Fischer's nine color photos, mounted on Plexiglas panels and displayed as a group, are also documentary in nature, but again with a twist. In each, we see a mobile home or RV engulfed in flames, and there's a tentative quality to the imagery, as if it's glimpsed from the window of a passing vehicle. And on closer inspection, it becomes clear that the fire and smoke have been superimposed, painted onto the photographs with acrylic.
I haven't mentioned the work of more than half the artists included in "I Feel Mysterious Today," in part because some of the artists seem to embody and convey the spirit of the stated theme more compellingly than others. But I must also conclude, reluctantly, that the exhibition includes a good deal of filler. Just because PBICA has an abundance of great display space doesn't mean it has to be filled.

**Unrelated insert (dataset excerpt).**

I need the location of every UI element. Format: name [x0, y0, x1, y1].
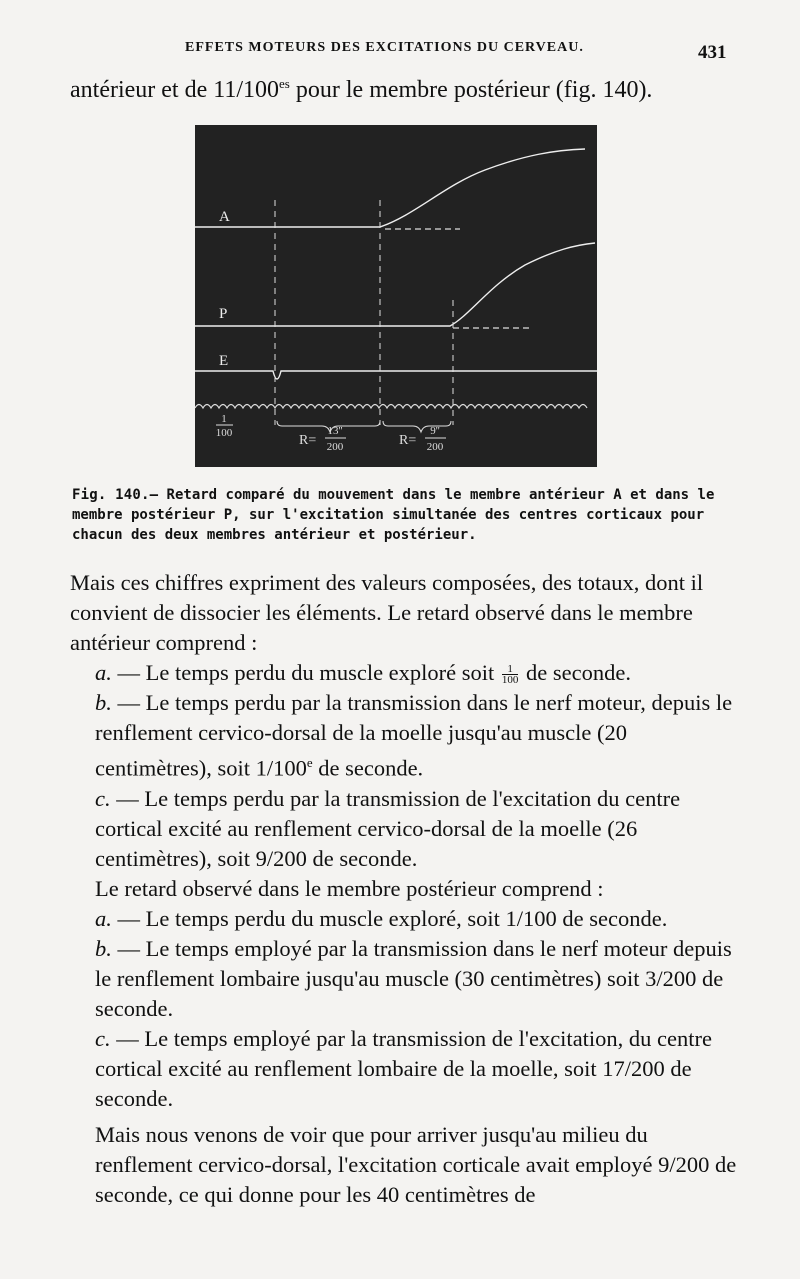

Even one of my favorite artists in the show ultimately overstays his welcome. The same Douglas Gordon whose Scratch Hither beckons us at the entrance has nine other single-channel video installations on display throughout the museum. All involve hands; some include arms and feet as well. One, the appropriately named Blue, features two hands stroking and caressing each other in ways so amazingly suggestive of progressively more intense sexual interplay that it's almost embarrassing to watch them -- we're put, intentionally, in the awkward position of having stumbled upon a couple in flagrante delicto.
As bookends of sorts to "I Feel Mysterious Today," Scratch Hither and Blue don't simply complement each other; they complete a narrative arc. As just two in a series, they get lost in the shuffle, so that each is somehow diminished. The crooked finger of Scratch Hither that lured us into the exhibition ends up impatiently pulling us back out.